Using mathematical modeling, the authors developed the following key insights:
1. The quality of auditing is critically important for the success of an access-privilege-escalation system.
2. A range of penalties for violation of security standards using such an escalation system can be effective in reducing abuse; examples include mandatory compliance training (yecchh), writing explanatory reports (even more aversive in my opinion) and penalizing the employee’s manager (The horror! The horror!).
3. Some data cannot be included in the range available through escalation.
4. Not all employees can be granted escalation privileges: the decision should be based on trust and need.
5. Observing the patterns of escalation can teach management about unsuspected information needs.

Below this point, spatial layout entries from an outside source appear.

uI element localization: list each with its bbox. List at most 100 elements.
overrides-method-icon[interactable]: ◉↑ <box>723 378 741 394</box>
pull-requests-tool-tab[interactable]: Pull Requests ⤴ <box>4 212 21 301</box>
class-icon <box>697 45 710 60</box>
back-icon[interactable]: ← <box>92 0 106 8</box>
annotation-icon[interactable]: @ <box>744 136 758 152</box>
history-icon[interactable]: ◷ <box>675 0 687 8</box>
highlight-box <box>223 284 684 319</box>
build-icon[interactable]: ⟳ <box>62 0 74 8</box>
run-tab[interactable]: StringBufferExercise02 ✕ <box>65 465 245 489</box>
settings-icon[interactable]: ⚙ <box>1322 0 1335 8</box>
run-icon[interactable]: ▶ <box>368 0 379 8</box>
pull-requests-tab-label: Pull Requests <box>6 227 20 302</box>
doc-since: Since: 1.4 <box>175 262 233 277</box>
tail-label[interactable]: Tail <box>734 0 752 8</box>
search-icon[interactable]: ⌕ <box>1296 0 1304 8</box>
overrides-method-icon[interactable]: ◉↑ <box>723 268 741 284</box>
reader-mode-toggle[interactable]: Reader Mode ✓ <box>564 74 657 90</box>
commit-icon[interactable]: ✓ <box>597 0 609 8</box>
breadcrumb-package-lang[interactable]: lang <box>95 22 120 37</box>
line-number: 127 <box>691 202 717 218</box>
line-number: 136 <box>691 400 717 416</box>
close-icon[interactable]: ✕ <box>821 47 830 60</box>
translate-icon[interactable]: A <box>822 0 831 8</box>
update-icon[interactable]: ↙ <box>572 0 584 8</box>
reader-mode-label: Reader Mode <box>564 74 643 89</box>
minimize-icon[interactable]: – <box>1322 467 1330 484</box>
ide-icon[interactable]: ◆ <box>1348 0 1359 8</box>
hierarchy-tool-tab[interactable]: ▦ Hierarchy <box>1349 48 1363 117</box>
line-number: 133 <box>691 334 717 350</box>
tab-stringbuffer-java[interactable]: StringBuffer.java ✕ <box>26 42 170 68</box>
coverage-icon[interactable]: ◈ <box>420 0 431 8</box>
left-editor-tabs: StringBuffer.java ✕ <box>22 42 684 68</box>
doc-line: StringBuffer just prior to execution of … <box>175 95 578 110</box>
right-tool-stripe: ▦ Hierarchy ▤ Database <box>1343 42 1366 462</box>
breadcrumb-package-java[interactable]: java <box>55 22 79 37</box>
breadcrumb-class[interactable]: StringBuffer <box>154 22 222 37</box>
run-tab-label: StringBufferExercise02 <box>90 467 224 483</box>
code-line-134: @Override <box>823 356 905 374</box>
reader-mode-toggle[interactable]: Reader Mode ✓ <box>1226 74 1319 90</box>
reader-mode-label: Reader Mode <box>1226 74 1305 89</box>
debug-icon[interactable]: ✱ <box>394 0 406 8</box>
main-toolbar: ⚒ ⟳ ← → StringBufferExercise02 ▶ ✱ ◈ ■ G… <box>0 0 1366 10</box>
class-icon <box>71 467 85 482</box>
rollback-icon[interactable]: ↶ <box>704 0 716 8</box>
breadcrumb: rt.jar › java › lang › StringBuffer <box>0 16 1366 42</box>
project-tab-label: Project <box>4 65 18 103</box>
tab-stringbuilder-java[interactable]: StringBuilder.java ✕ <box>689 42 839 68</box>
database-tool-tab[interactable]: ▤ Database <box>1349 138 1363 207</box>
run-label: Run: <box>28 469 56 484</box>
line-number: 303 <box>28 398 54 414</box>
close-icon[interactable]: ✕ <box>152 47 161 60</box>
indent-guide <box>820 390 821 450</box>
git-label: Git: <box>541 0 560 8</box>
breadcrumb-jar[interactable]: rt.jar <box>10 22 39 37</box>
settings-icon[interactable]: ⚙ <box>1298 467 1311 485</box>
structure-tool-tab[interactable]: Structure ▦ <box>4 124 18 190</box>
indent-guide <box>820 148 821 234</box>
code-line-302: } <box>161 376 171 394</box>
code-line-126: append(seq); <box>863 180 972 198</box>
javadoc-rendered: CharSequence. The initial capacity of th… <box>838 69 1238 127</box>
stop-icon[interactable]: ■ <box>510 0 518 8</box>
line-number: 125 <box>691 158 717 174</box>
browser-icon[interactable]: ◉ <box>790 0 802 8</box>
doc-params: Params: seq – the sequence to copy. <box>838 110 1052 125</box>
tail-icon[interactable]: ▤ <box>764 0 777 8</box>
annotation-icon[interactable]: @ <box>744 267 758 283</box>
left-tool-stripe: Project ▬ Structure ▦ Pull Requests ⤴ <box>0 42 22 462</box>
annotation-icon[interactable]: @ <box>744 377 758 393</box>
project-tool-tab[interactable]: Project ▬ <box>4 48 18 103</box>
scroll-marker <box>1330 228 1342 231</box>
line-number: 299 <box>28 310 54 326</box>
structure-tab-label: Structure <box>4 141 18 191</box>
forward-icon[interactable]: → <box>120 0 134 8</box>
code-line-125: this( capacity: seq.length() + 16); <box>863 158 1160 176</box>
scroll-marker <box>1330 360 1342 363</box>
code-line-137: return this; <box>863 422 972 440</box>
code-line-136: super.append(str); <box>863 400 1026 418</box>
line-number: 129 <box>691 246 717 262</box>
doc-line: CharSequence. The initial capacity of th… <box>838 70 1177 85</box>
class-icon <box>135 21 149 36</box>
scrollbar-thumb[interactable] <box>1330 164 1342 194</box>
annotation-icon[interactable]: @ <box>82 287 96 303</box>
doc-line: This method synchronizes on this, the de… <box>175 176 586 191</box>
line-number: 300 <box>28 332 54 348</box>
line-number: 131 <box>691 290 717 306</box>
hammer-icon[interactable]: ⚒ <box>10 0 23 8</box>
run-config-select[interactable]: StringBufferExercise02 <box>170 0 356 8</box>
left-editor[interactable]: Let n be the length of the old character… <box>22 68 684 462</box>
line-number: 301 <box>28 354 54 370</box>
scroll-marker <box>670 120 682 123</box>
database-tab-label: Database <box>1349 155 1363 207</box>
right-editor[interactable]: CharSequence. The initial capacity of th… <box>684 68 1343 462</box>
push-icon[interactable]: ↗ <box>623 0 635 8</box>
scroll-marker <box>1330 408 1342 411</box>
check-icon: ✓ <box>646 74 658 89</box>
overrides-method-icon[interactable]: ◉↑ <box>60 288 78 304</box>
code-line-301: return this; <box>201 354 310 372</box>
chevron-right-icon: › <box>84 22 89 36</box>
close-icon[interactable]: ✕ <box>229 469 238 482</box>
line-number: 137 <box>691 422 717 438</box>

This last point is so valuable that I will quote the authors’ own words in detail from their conclusion section:
“The value of the information governance system with escalation also includes the possibility that the firm learns the dynamics of the business environment from employees. Sometime the firm is unaware of potential business opportunities simply because employees forwent them. The escalation scheme creates an implicit communicate channel between the firm and employees. It is also possible for the firm to spot trends that could identify a potentially malicious insider. Finally, it can be very helpful in establishing regular access levels and understanding how employees’ roles change over time (sometimes referred to as role drift). By observing employees’ needs over time, the firm can adjust their regular accesses accordingly.”